Friday 18 September 2020

FILTER BUBBLE: THE DEATH OF FREE WILL?

 Free will is a very important aspect of a free society. It is what you exercise when you are in the Polling Booth alone, choosing which candidate you shall vote for. It is what you exercise in determining where to live, work or who to marry. It is what you exercise in deciding which religion, political party or group you shall join. It is what you exercise in deciding to take one choice over the other without any impediment.

Can you still claim to have free will when your available options of choice have been pre-determined for you without your knowledge? When your choices of friends on social media have been pre-selected for you? When the political ideology you hold has been pre-enforced for you? When the product or services you will purchase has been pre-preference for you? Welcome to the age of the Filter Bubble.

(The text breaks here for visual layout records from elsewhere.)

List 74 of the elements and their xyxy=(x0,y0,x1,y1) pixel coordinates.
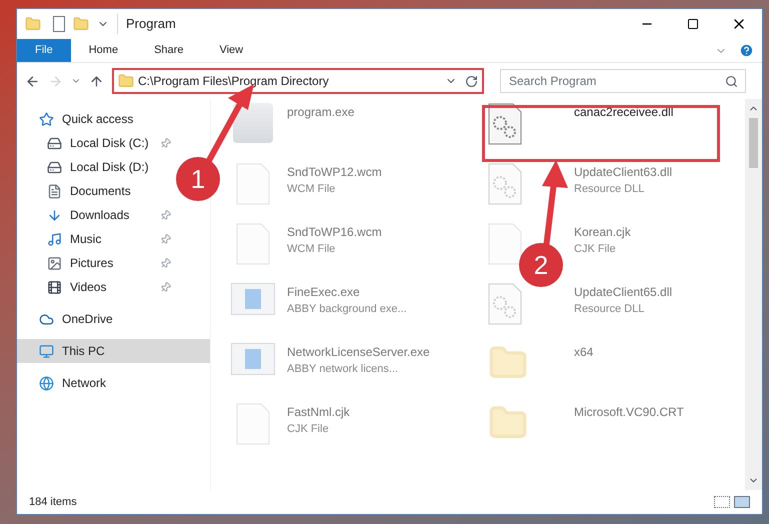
music-note-icon xyxy=(47,232,62,246)
blank-file-icon xyxy=(236,403,270,445)
sidebar-item[interactable]: Pictures xyxy=(17,251,175,275)
program-window-icon xyxy=(231,343,275,375)
folder-icon xyxy=(73,16,89,32)
file-name[interactable]: FineExec.exe xyxy=(287,283,407,301)
file-name[interactable]: canac2receivee.dll xyxy=(574,103,674,121)
gears-file-icon xyxy=(488,103,522,145)
file-type: ABBY background exe... xyxy=(287,302,407,317)
sidebar-item[interactable]: Local Disk (C:) xyxy=(17,131,175,155)
folder-icon xyxy=(118,73,134,89)
gears-file-icon xyxy=(488,163,522,205)
file-name[interactable]: SndToWP12.wcm xyxy=(287,163,382,181)
ribbon-tab[interactable]: View xyxy=(201,39,262,62)
item-count: 184 items xyxy=(29,494,78,510)
document-icon xyxy=(47,184,62,198)
download-icon xyxy=(47,208,62,222)
address-path: C:\Program Files\Program Directory xyxy=(138,73,330,90)
network-icon xyxy=(39,376,54,390)
file-name[interactable]: program.exe xyxy=(287,103,354,121)
sidebar-item[interactable]: OneDrive xyxy=(17,307,175,331)
folder-icon xyxy=(25,16,41,32)
blank-file-icon xyxy=(488,223,522,265)
application-icon xyxy=(233,103,273,143)
picture-icon xyxy=(47,256,62,270)
ribbon-tab[interactable]: File xyxy=(17,39,71,62)
sidebar-item[interactable]: Music xyxy=(17,227,175,251)
details-view-icon[interactable] xyxy=(714,496,730,508)
sidebar-item[interactable]: Videos xyxy=(17,275,175,299)
file-name[interactable]: Microsoft.VC90.CRT xyxy=(574,403,684,421)
cloud-icon xyxy=(39,312,54,326)
file-name[interactable]: SndToWP16.wcm xyxy=(287,223,382,241)
back-icon[interactable] xyxy=(25,74,40,88)
search-icon xyxy=(725,75,738,88)
search-field[interactable]: Search Program xyxy=(500,69,746,93)
file-name[interactable]: Korean.cjk xyxy=(574,223,631,241)
ribbon-tab[interactable]: Share xyxy=(136,39,202,62)
program-window-icon xyxy=(231,283,275,315)
file-name[interactable]: FastNml.cjk xyxy=(287,403,350,421)
file-name[interactable]: x64 xyxy=(574,343,594,361)
file-type: CJK File xyxy=(574,242,617,257)
address-bar[interactable]: C:\Program Files\Program Directory xyxy=(112,68,484,94)
drive-icon xyxy=(47,136,62,150)
sidebar-item[interactable]: Network xyxy=(17,371,175,395)
up-icon[interactable] xyxy=(89,74,104,88)
blank-file-icon xyxy=(236,223,270,265)
scrollbar[interactable] xyxy=(745,99,762,490)
file-type: Resource DLL xyxy=(574,302,646,317)
sidebar-item[interactable]: Local Disk (D:) xyxy=(17,155,175,179)
file-type: CJK File xyxy=(287,422,330,437)
file-name[interactable]: NetworkLicenseServer.exe xyxy=(287,343,430,361)
file-name[interactable]: UpdateClient65.dll xyxy=(574,283,672,301)
window-title: Program xyxy=(117,14,624,34)
help-icon[interactable] xyxy=(739,43,754,58)
sidebar-item[interactable]: This PC xyxy=(17,339,210,363)
file-name[interactable]: UpdateClient63.dll xyxy=(574,163,672,181)
file-type: ABBY network licens... xyxy=(287,362,400,377)
file-type: Resource DLL xyxy=(574,182,646,197)
file-type: WCM File xyxy=(287,182,336,197)
large-icons-view-icon[interactable] xyxy=(734,496,750,508)
maximize-icon xyxy=(687,18,699,30)
scrollbar-thumb[interactable] xyxy=(749,118,758,168)
refresh-icon[interactable] xyxy=(465,74,478,88)
star-icon xyxy=(39,112,54,126)
sidebar-item[interactable]: Quick access xyxy=(17,107,175,131)
sidebar-item[interactable]: Downloads xyxy=(17,203,175,227)
blank-file-icon xyxy=(236,163,270,205)
ribbon-tab[interactable]: Home xyxy=(70,39,136,62)
monitor-icon xyxy=(39,344,54,358)
sidebar-item[interactable]: Documents xyxy=(17,179,175,203)
film-icon xyxy=(47,280,62,294)
gears-file-icon xyxy=(488,283,522,325)
drive-icon xyxy=(47,160,62,174)
file-type: WCM File xyxy=(287,242,336,257)
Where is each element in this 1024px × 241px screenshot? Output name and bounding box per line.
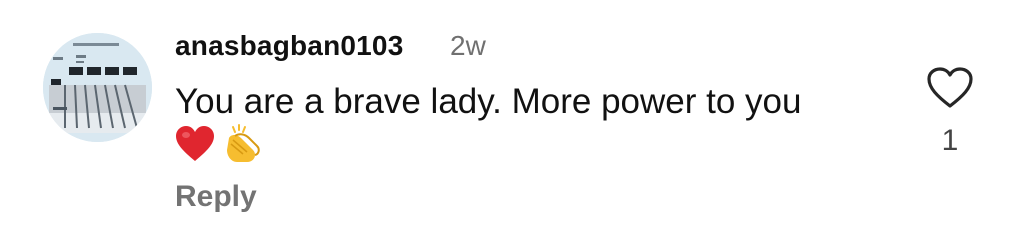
comment-text: You are a brave lady. More power to you — [175, 82, 802, 121]
comment-item: anasbagban0103 2w You are a brave lady. … — [0, 0, 1024, 241]
heart-outline-icon — [927, 67, 973, 108]
comment-username[interactable]: anasbagban0103 — [175, 30, 403, 62]
emoji-row — [175, 123, 261, 169]
reply-button[interactable]: Reply — [175, 180, 257, 214]
comment-timestamp: 2w — [450, 30, 486, 61]
like-count: 1 — [941, 124, 959, 157]
avatar[interactable] — [43, 33, 152, 142]
red-heart-emoji-icon — [175, 125, 215, 168]
like-button[interactable] — [926, 66, 974, 110]
clapping-hands-emoji-icon — [219, 123, 261, 169]
avatar-image — [43, 33, 152, 142]
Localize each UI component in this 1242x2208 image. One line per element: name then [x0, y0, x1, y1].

A filter bubble as Eli Pariser would put it “is the creation of an authority around oneself that the information you receive should confirm or be compatible with your own opinion, belief, or wants. Any information that is contrary to you is locked out.”

In this age of technology, a filter bubble is a form of Artificial intelligence that selectively guesses what information an internet user would like to see. A Filer bubble is built by website coders, who by relying on our personal information on various internet platforms such as social media to get information on our age, location, previous searches, sex, political ideology, past choices and preferences, news we read, event we follow etc. to create a logarithm that filter which information we should receive and what should be locked out. This logarithm becomes the “authority”. The authority pre-decides for you (without your knowledge) what information you should access based on your personal information they have collected.  Therefore, when using the internet you end up only having access to information that confirms or is similar to your own personal opinion and contrary opinion is locked out.

The challenge is; it is not you who decides how this “authority” exercises this authority on choosing what to lock out and what to accept in. This is dangerous because first you essentially lose your freewill; you surrender your power to decide which information you get when using the internet to this authority. Secondly, you end up being locked in your own opinion and beliefs without getting another perspective of the issues. Your perspective is left unchallenged since contrary opinion is locked out by this “authority”. This leads to biases or a form of intellectual isolation. Further, you are denied the opportunity to know what information was locked out by this “authority”.

 Consider it this way, Choices and action stem from thoughts. Thoughts are dependent on the information a person is supplied with. Thus, if a person is supplied with given information, their thoughts, and subsequently their choices are influenced. No one is immune from the information received from social media, news and what we read, this factors distorts our understanding and hampers our ability to balance decisions, therefore influencing our choices.

For instance, a logarithm on social media determines which friend suggestions you receive based on your contact list, schools you went, political party you are in, age, locality etc. Therefore you end up being surrounded by people who think or hold the same opinion or belief like you and locks out anyone with a contrary opinion. You therefore live in an illusion that your perspective is correct since everyone holds the same opinion and your internet search confirms the same to be true. Yet, in reality you are in a bubble that only allows information compatible with your perspective to get in.

A Filter bubble is important in this age of information where “censorship works by flooding people with irrelevant information and therefore we are unable to know what to pay attention to and what to ignore and we end up spending most of our time investigating and debating on the authenticity of the information rather than the content of the information. In ancient times power was to have access to data but in current age power is to know what to ignore.” And due to this need to know what to ignore, filter bubble comes to play this noble role.

In this age of technology our personal information on our activities and choices are out there somewhere being processed and shall be used to influence us to buy or use a given product or service or vote for a particular candidate.

 In as much as the filter bubble comes to play this crucial role of limiting the flooding of information to people, we pay it with the high cost of our own free will. Initially internet and social media provided an avenue to get diverse view points, perspective, ideas and opinions leading to a diverse pool of information in decision making but with the creation of the filter bubble logarithms in search engines, social media and other areas; internet is now an area to reinforce our biases.

As Bill Gates would put it, that technology  “lets you go off with like-minded people, so you’re not mixing and sharing and understanding other points of view … It’s super important. It’s turned out to be more of a problem than I, or many others, would have expected.”

In democratic society, democracy works because citizens are able to get views beyond their narrow self-interest and there is a healthy exchange of information but with coming of the filter bubble citizens only receive political information that is similar to theirs and denying them the opinion to hear the contrary opinion of other members in the society.

So as Filter Bubble logarithm continue to take grip of our flow of information, maybe freewill will just be an illusion, and our choices will be predetermined by other parties other than ourselves. This will call upon each person to take initiative to seek contrary opinion of others. It will require legal reform to ensure website coders are ethical in creating these logarithms or else Free will is dead. We need to continuously ask: What obligations does every technology innovation and company have in exchange to the power they have due to the personal information they hold? With every technological advancement, this question needs to be answered.